My sin, oh, the bliss of this glorious thought

My sin, not in part but the whole,

Is nailed to the cross, and I bear it no more,

Praise the Lord, praise the Lord, oh my soul.

I love when the Lord sings the perfect song in our night seasons (Psalm 42:8). When I’ve lost my sense of well-being, His Truth always restores perfect order.

Some time back, I received a prophetic word regarding my love for order. “God created order out of chaos when He created the world,” the prophetic person said, “so that’s a good thing that you love order.”

But even good things get off balance at times. I pray for God's kingdom to come and His will to be done in America. Then when chaos hits, I scurry around with my little dust-broom prayers, trying to make everything neat and orderly so my little world can feel peaceful and safe again. It’s that unsanctified part of me that still feels responsible to fix things, to keep things in order. A one-man clean-up crew, if you will.

The Lord reminded me again through that song, that our peace and safety—especially these days—will never be accomplished by controlling our environment. It’s not my responsibility to keep everything in order, when He’s the one stirring the pot. The little Dutch boy who saved his town from flooding by sticking his finger in a crack in the dike is a fictitious story. My little prayers trying to fix the extensive fractures in America’s weakening dike won’t stop what must come to pass in order for us to be saved, healed, and delivered. Broken and contrite hearts are what God is after (Psalm 51:17).
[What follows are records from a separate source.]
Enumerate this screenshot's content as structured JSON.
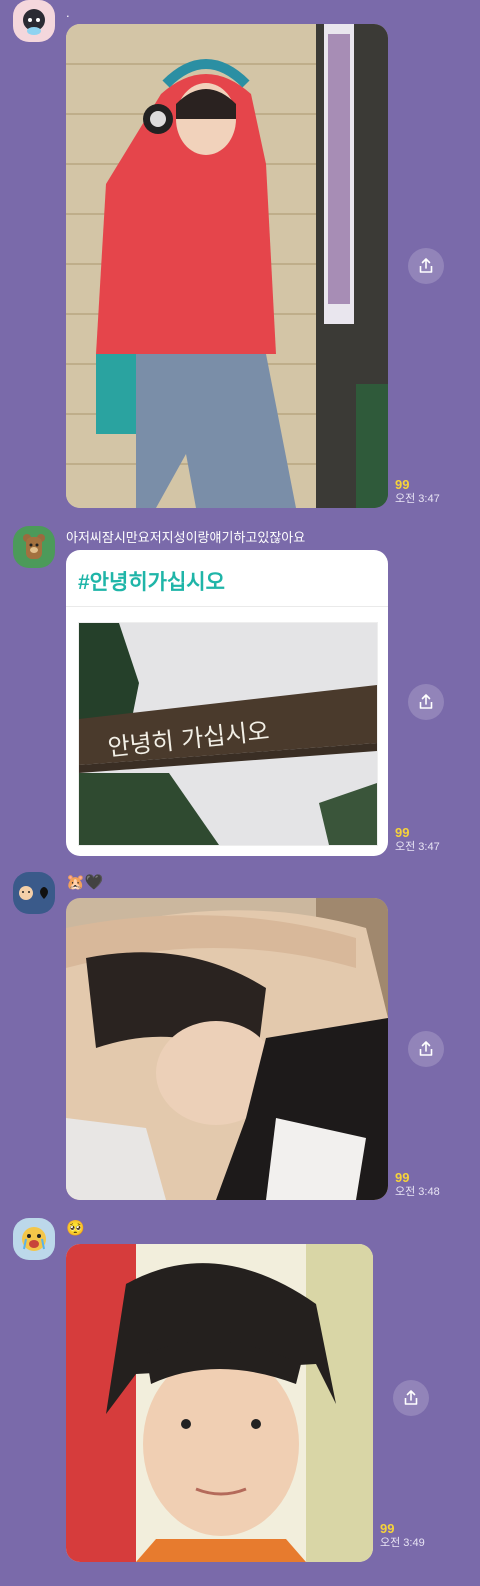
{
  "messages": [
    {
      "sender": ".",
      "read_count": "99",
      "time": "오전 3:47"
    },
    {
      "sender": "아저씨잠시만요저지성이랑얘기하고있잖아요",
      "card_title": "#안녕히가십시오",
      "sign_text": "안녕히 가십시오",
      "read_count": "99",
      "time": "오전 3:47"
    },
    {
      "sender": "🐹🖤",
      "read_count": "99",
      "time": "오전 3:48"
    },
    {
      "sender": "🥺",
      "read_count": "99",
      "time": "오전 3:49"
    }
  ],
  "icons": {
    "share": "share-icon",
    "avatar1": "penguin-character-icon",
    "avatar2": "bear-character-icon",
    "avatar3": "hamster-heart-icon",
    "avatar4": "crying-character-icon"
  },
  "colors": {
    "background": "#7a6aaa",
    "read_count": "#f6d33a",
    "card_title": "#1fb5a8"
  }
}
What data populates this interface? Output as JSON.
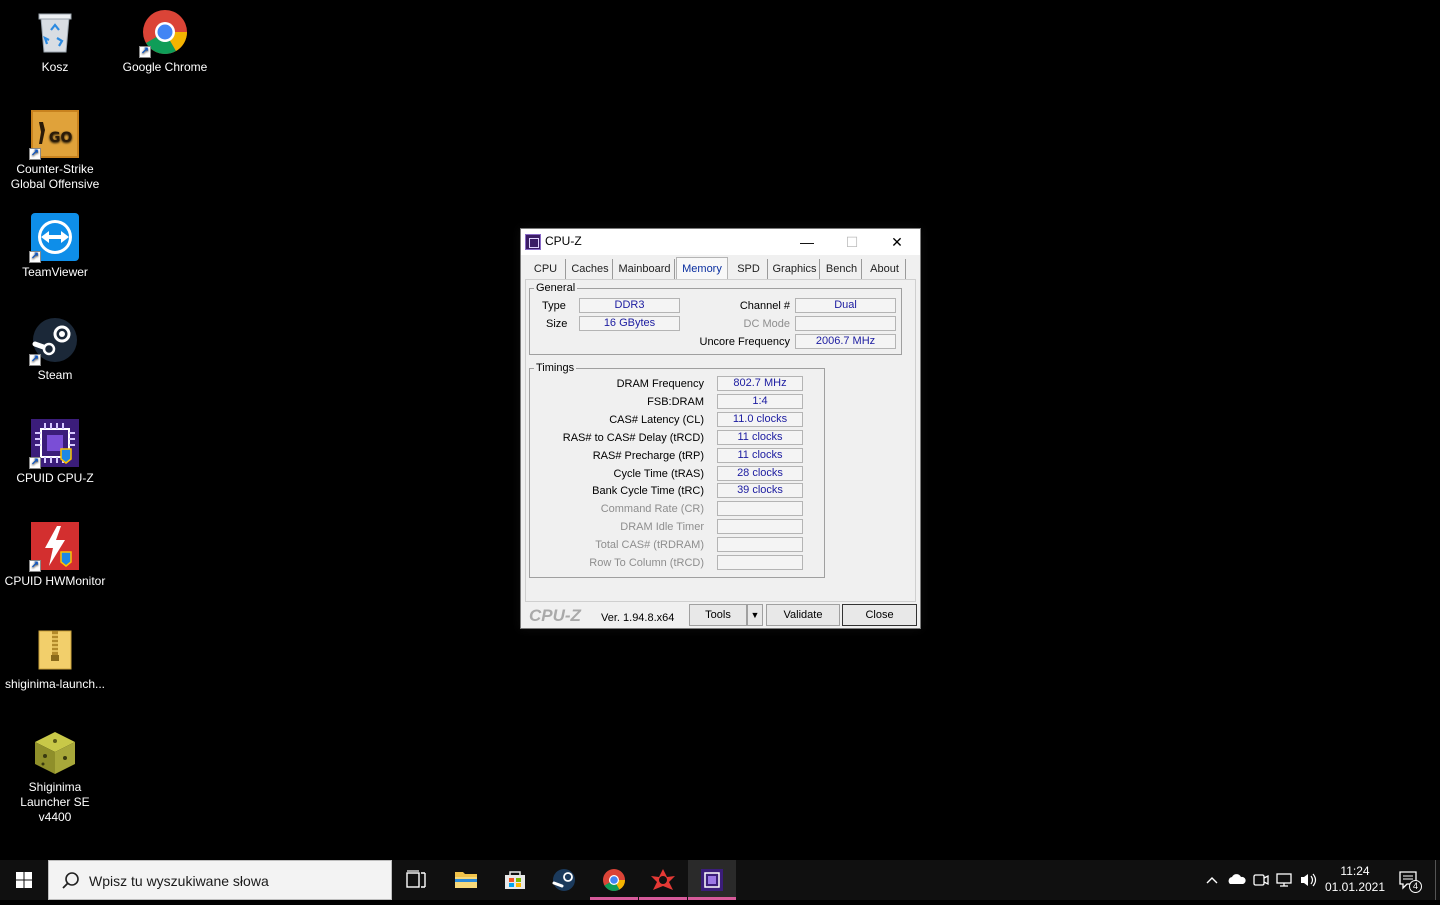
{
  "desktop": {
    "icons": [
      {
        "label": "Kosz",
        "icon": "recycle-bin-icon"
      },
      {
        "label": "Google Chrome",
        "icon": "chrome-icon"
      },
      {
        "label": "Counter-Strike Global Offensive",
        "icon": "csgo-icon"
      },
      {
        "label": "TeamViewer",
        "icon": "teamviewer-icon"
      },
      {
        "label": "Steam",
        "icon": "steam-icon"
      },
      {
        "label": "CPUID CPU-Z",
        "icon": "cpuz-icon"
      },
      {
        "label": "CPUID HWMonitor",
        "icon": "hwmonitor-icon"
      },
      {
        "label": "shiginima-launch...",
        "icon": "zip-folder-icon"
      },
      {
        "label": "Shiginima Launcher SE v4400",
        "icon": "shiginima-icon"
      }
    ]
  },
  "cpuz": {
    "title": "CPU-Z",
    "controls": {
      "minimize": "—",
      "maximize": "☐",
      "close": "✕"
    },
    "tabs": [
      {
        "label": "CPU"
      },
      {
        "label": "Caches"
      },
      {
        "label": "Mainboard"
      },
      {
        "label": "Memory",
        "active": true
      },
      {
        "label": "SPD"
      },
      {
        "label": "Graphics"
      },
      {
        "label": "Bench"
      },
      {
        "label": "About"
      }
    ],
    "general": {
      "legend": "General",
      "type_label": "Type",
      "type_value": "DDR3",
      "size_label": "Size",
      "size_value": "16 GBytes",
      "channel_label": "Channel #",
      "channel_value": "Dual",
      "dcmode_label": "DC Mode",
      "dcmode_value": "",
      "uncore_label": "Uncore Frequency",
      "uncore_value": "2006.7 MHz"
    },
    "timings": {
      "legend": "Timings",
      "rows": [
        {
          "label": "DRAM Frequency",
          "value": "802.7 MHz",
          "enabled": true
        },
        {
          "label": "FSB:DRAM",
          "value": "1:4",
          "enabled": true
        },
        {
          "label": "CAS# Latency (CL)",
          "value": "11.0 clocks",
          "enabled": true
        },
        {
          "label": "RAS# to CAS# Delay (tRCD)",
          "value": "11 clocks",
          "enabled": true
        },
        {
          "label": "RAS# Precharge (tRP)",
          "value": "11 clocks",
          "enabled": true
        },
        {
          "label": "Cycle Time (tRAS)",
          "value": "28 clocks",
          "enabled": true
        },
        {
          "label": "Bank Cycle Time (tRC)",
          "value": "39 clocks",
          "enabled": true
        },
        {
          "label": "Command Rate (CR)",
          "value": "",
          "enabled": false
        },
        {
          "label": "DRAM Idle Timer",
          "value": "",
          "enabled": false
        },
        {
          "label": "Total CAS# (tRDRAM)",
          "value": "",
          "enabled": false
        },
        {
          "label": "Row To Column (tRCD)",
          "value": "",
          "enabled": false
        }
      ]
    },
    "footer": {
      "logo": "CPU-Z",
      "version": "Ver. 1.94.8.x64",
      "tools_label": "Tools",
      "tools_arrow": "▼",
      "validate_label": "Validate",
      "close_label": "Close"
    }
  },
  "taskbar": {
    "search_placeholder": "Wpisz tu wyszukiwane słowa",
    "apps": [
      "task-view-icon",
      "file-explorer-icon",
      "store-icon",
      "steam-icon",
      "chrome-icon",
      "hwmonitor-icon",
      "cpuz-icon"
    ],
    "tray": {
      "time": "11:24",
      "date": "01.01.2021",
      "notification_count": "4"
    }
  }
}
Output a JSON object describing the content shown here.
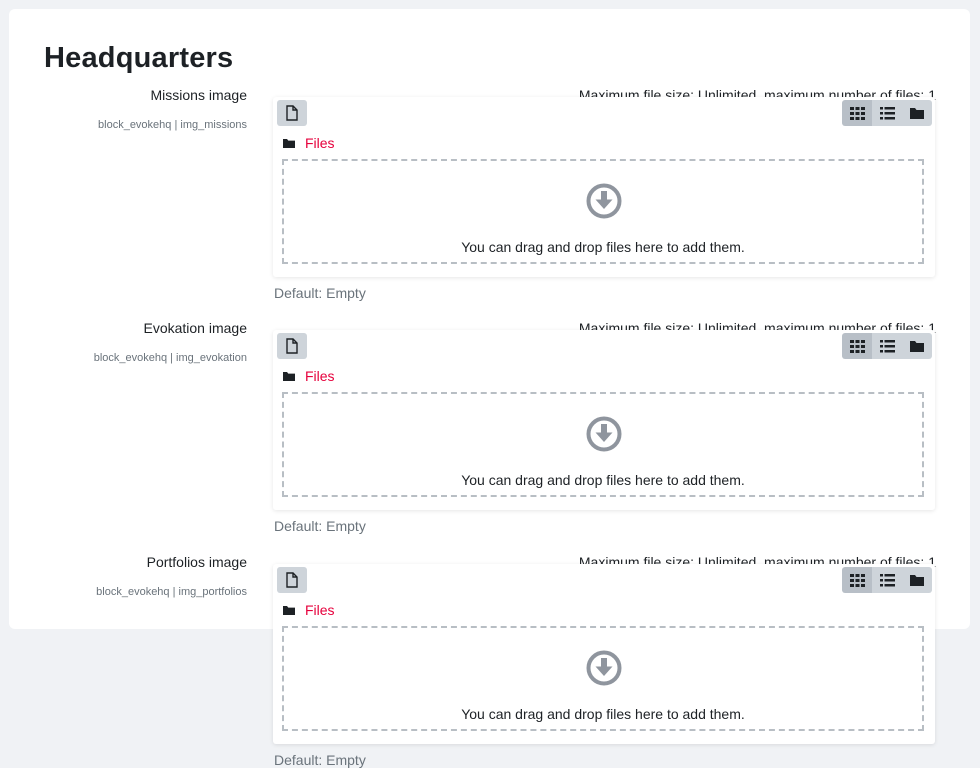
{
  "page": {
    "title": "Headquarters"
  },
  "labels": {
    "max_size": "Maximum file size: Unlimited, maximum number of files: 1",
    "path_files": "Files",
    "drop_text": "You can drag and drop files here to add them.",
    "default_value": "Default: Empty"
  },
  "settings": [
    {
      "label": "Missions image",
      "key": "block_evokehq | img_missions"
    },
    {
      "label": "Evokation image",
      "key": "block_evokehq | img_evokation"
    },
    {
      "label": "Portfolios image",
      "key": "block_evokehq | img_portfolios"
    }
  ],
  "icons": {
    "add": "file-add-icon",
    "grid": "grid-view-icon",
    "list": "list-view-icon",
    "tree": "folder-view-icon",
    "path": "folder-icon",
    "drop": "download-arrow-icon"
  },
  "colors": {
    "link": "#e6003c",
    "button": "#ced4da",
    "button_active": "#b8bfc7"
  }
}
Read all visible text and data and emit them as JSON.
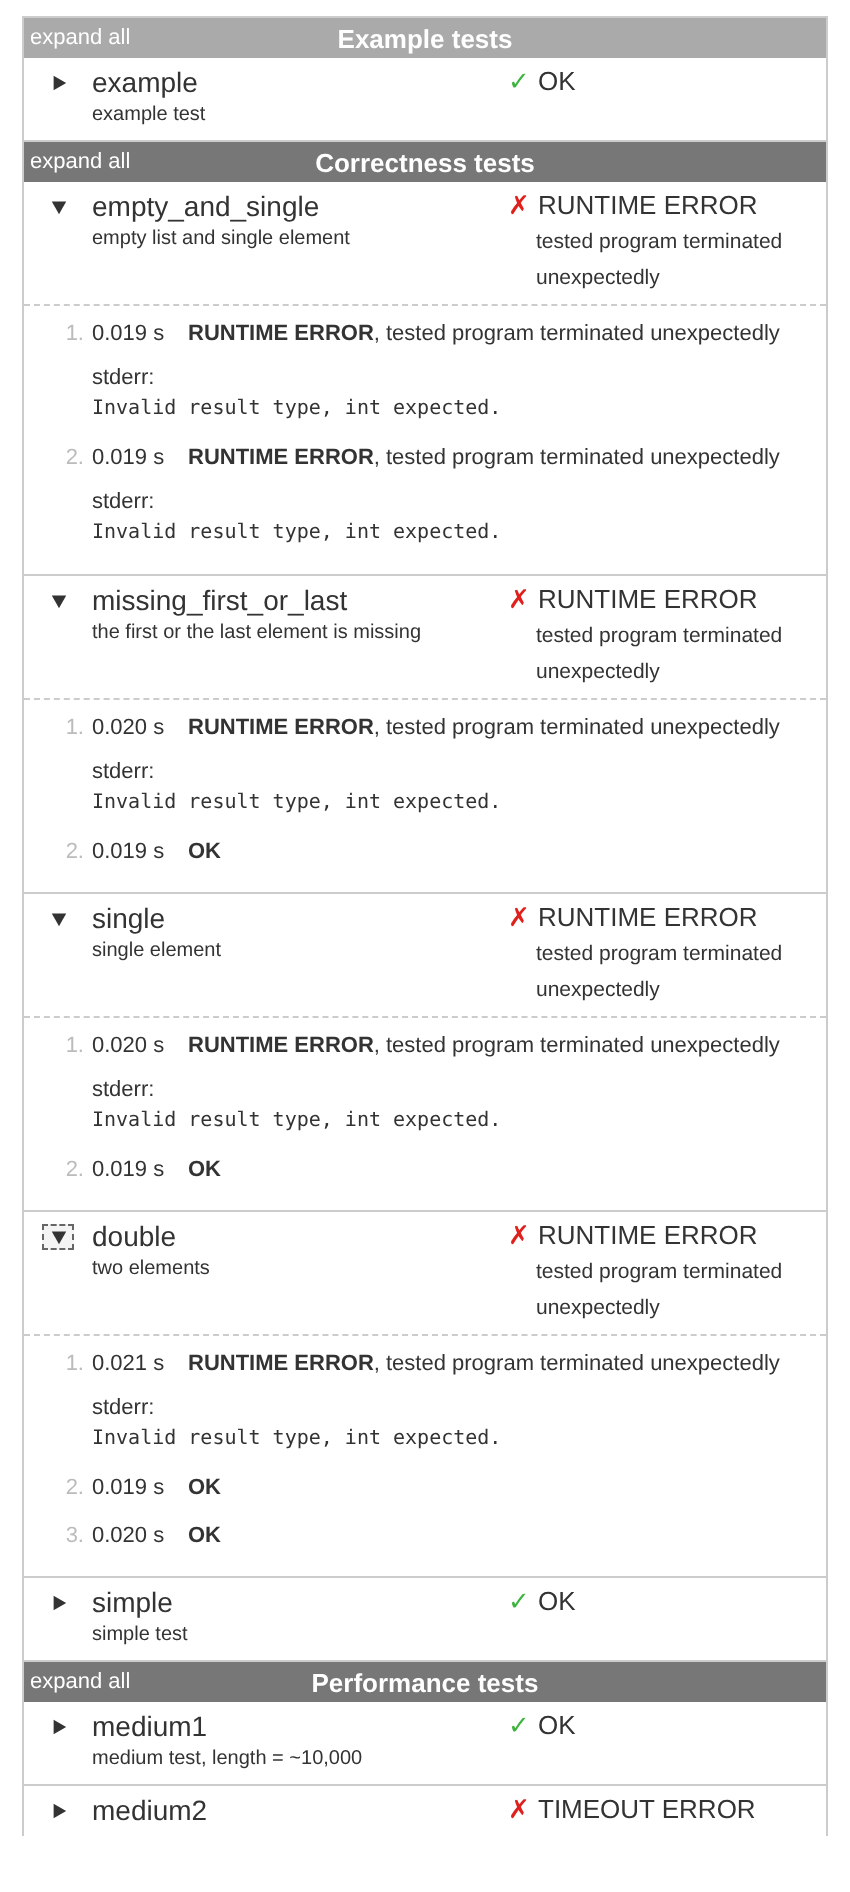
{
  "sections": [
    {
      "expand_label": "expand all",
      "title": "Example tests",
      "color": "#aaaaaa",
      "tests": [
        {
          "name": "example",
          "description": "example test",
          "expanded": false,
          "focused": false,
          "kind": "ok",
          "status_icon": "✓",
          "status_text": "OK"
        }
      ]
    },
    {
      "expand_label": "expand all",
      "title": "Correctness tests",
      "color": "#777777",
      "tests": [
        {
          "name": "empty_and_single",
          "description": "empty list and single element",
          "expanded": true,
          "focused": false,
          "kind": "error",
          "status_icon": "✗",
          "status_text": "RUNTIME ERROR",
          "status_detail": "tested program terminated unexpectedly",
          "runs": [
            {
              "number": "1.",
              "time": "0.019 s",
              "kind": "error",
              "result": "**RUNTIME ERROR**, tested program terminated unexpectedly",
              "stderr_label": "stderr:",
              "stderr": "Invalid result type, int expected."
            },
            {
              "number": "2.",
              "time": "0.019 s",
              "kind": "error",
              "result": "**RUNTIME ERROR**, tested program terminated unexpectedly",
              "stderr_label": "stderr:",
              "stderr": "Invalid result type, int expected."
            }
          ]
        },
        {
          "name": "missing_first_or_last",
          "description": "the first or the last element is missing",
          "expanded": true,
          "focused": false,
          "kind": "error",
          "status_icon": "✗",
          "status_text": "RUNTIME ERROR",
          "status_detail": "tested program terminated unexpectedly",
          "runs": [
            {
              "number": "1.",
              "time": "0.020 s",
              "kind": "error",
              "result": "**RUNTIME ERROR**, tested program terminated unexpectedly",
              "stderr_label": "stderr:",
              "stderr": "Invalid result type, int expected."
            },
            {
              "number": "2.",
              "time": "0.019 s",
              "kind": "ok",
              "result": "OK"
            }
          ]
        },
        {
          "name": "single",
          "description": "single element",
          "expanded": true,
          "focused": false,
          "kind": "error",
          "status_icon": "✗",
          "status_text": "RUNTIME ERROR",
          "status_detail": "tested program terminated unexpectedly",
          "runs": [
            {
              "number": "1.",
              "time": "0.020 s",
              "kind": "error",
              "result": "**RUNTIME ERROR**, tested program terminated unexpectedly",
              "stderr_label": "stderr:",
              "stderr": "Invalid result type, int expected."
            },
            {
              "number": "2.",
              "time": "0.019 s",
              "kind": "ok",
              "result": "OK"
            }
          ]
        },
        {
          "name": "double",
          "description": "two elements",
          "expanded": true,
          "focused": true,
          "kind": "error",
          "status_icon": "✗",
          "status_text": "RUNTIME ERROR",
          "status_detail": "tested program terminated unexpectedly",
          "runs": [
            {
              "number": "1.",
              "time": "0.021 s",
              "kind": "error",
              "result": "**RUNTIME ERROR**, tested program terminated unexpectedly",
              "stderr_label": "stderr:",
              "stderr": "Invalid result type, int expected."
            },
            {
              "number": "2.",
              "time": "0.019 s",
              "kind": "ok",
              "result": "OK"
            },
            {
              "number": "3.",
              "time": "0.020 s",
              "kind": "ok",
              "result": "OK"
            }
          ]
        },
        {
          "name": "simple",
          "description": "simple test",
          "expanded": false,
          "focused": false,
          "kind": "ok",
          "status_icon": "✓",
          "status_text": "OK"
        }
      ]
    },
    {
      "expand_label": "expand all",
      "title": "Performance tests",
      "color": "#777777",
      "tests": [
        {
          "name": "medium1",
          "description": "medium test, length = ~10,000",
          "expanded": false,
          "focused": false,
          "kind": "ok",
          "status_icon": "✓",
          "status_text": "OK"
        },
        {
          "name": "medium2",
          "expanded": false,
          "focused": false,
          "kind": "error",
          "status_icon": "✗",
          "status_text": "TIMEOUT ERROR"
        }
      ]
    }
  ]
}
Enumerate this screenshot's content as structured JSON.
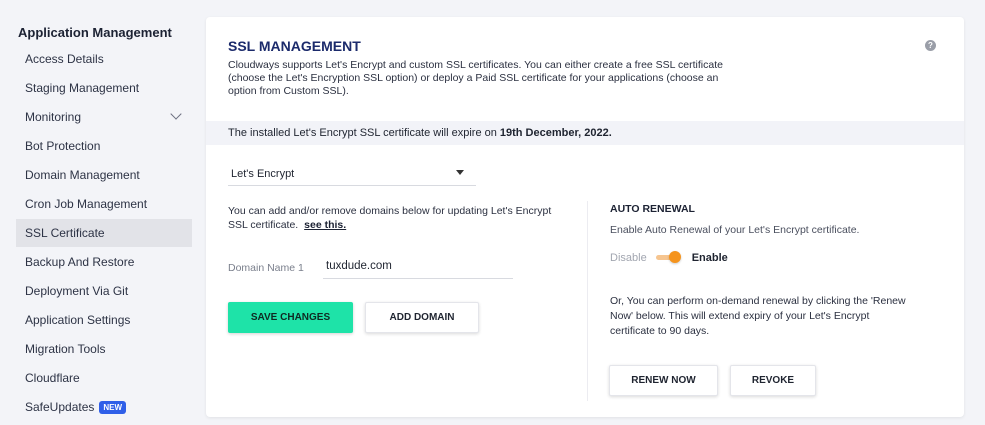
{
  "sidebar": {
    "heading": "Application Management",
    "items": [
      {
        "label": "Access Details"
      },
      {
        "label": "Staging Management"
      },
      {
        "label": "Monitoring"
      },
      {
        "label": "Bot Protection"
      },
      {
        "label": "Domain Management"
      },
      {
        "label": "Cron Job Management"
      },
      {
        "label": "SSL Certificate"
      },
      {
        "label": "Backup And Restore"
      },
      {
        "label": "Deployment Via Git"
      },
      {
        "label": "Application Settings"
      },
      {
        "label": "Migration Tools"
      },
      {
        "label": "Cloudflare"
      },
      {
        "label": "SafeUpdates",
        "badge": "NEW"
      }
    ],
    "active_item": "SSL Certificate"
  },
  "ssl": {
    "title": "SSL MANAGEMENT",
    "description": "Cloudways supports Let's Encrypt and custom SSL certificates. You can either create a free SSL certificate (choose the Let's Encryption SSL option) or deploy a Paid SSL certificate for your applications (choose an option from Custom SSL).",
    "notice_prefix": "The installed Let's Encrypt SSL certificate will expire on",
    "notice_date": "19th December, 2022.",
    "select_value": "Let's Encrypt",
    "domains_text": "You can add and/or remove domains below for updating Let's Encrypt SSL certificate.",
    "see_link": "see this.",
    "domain_label": "Domain Name 1",
    "domain_value": "tuxdude.com",
    "save_button": "SAVE CHANGES",
    "add_domain_button": "ADD DOMAIN"
  },
  "auto_renewal": {
    "title": "AUTO RENEWAL",
    "description": "Enable Auto Renewal of your Let's Encrypt certificate.",
    "disable_label": "Disable",
    "enable_label": "Enable",
    "enabled": true,
    "renew_text": "Or, You can perform on-demand renewal by clicking the 'Renew Now' below. This will extend expiry of your Let's Encrypt certificate to 90 days.",
    "renew_button": "RENEW NOW",
    "revoke_button": "REVOKE"
  },
  "colors": {
    "accent_green": "#1ee3a8",
    "toggle_orange": "#f5941d",
    "title_navy": "#1b2a6b",
    "badge_blue": "#2f5fe8"
  }
}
How He accomplishes it is out of my control. And out of my comfort zone. I form the light and create darkness, I make peace [national well-being] and I create [physical] evil (calamity); I am the Lord, Who does all these things (Isaiah 45:7). Since God created order out of chaos when He created the world, He will also, in His perfect timing and way, bring order to this chaos we presently find ourselves in. So, I must stay in Christ; it is well with my soul because of He is my Prince of Peace. I must keep praying for revival. I must let go of stressing over the construction debris while the refining and restoration of our nation is underway.

He is answering my prayers, your prayers for America. No more Band-Aids. The festering wounds need to be lanced. The Refiner’s fire must burn, for the Lord [the Messiah], Whom you seek, will suddenly come to His temple . . . For He is like a refiner’s fire . . . (Malachi 3:1–2).

So, each shocker in the news can either inspire us to trustingly join with the Spirit and the bride saying, “Come!” (Revelation 22:17)—or we can add more unsanctified fingers to the many fractures in America’s weakening dike in hopes that we might find some semblance of peace and order outside of God.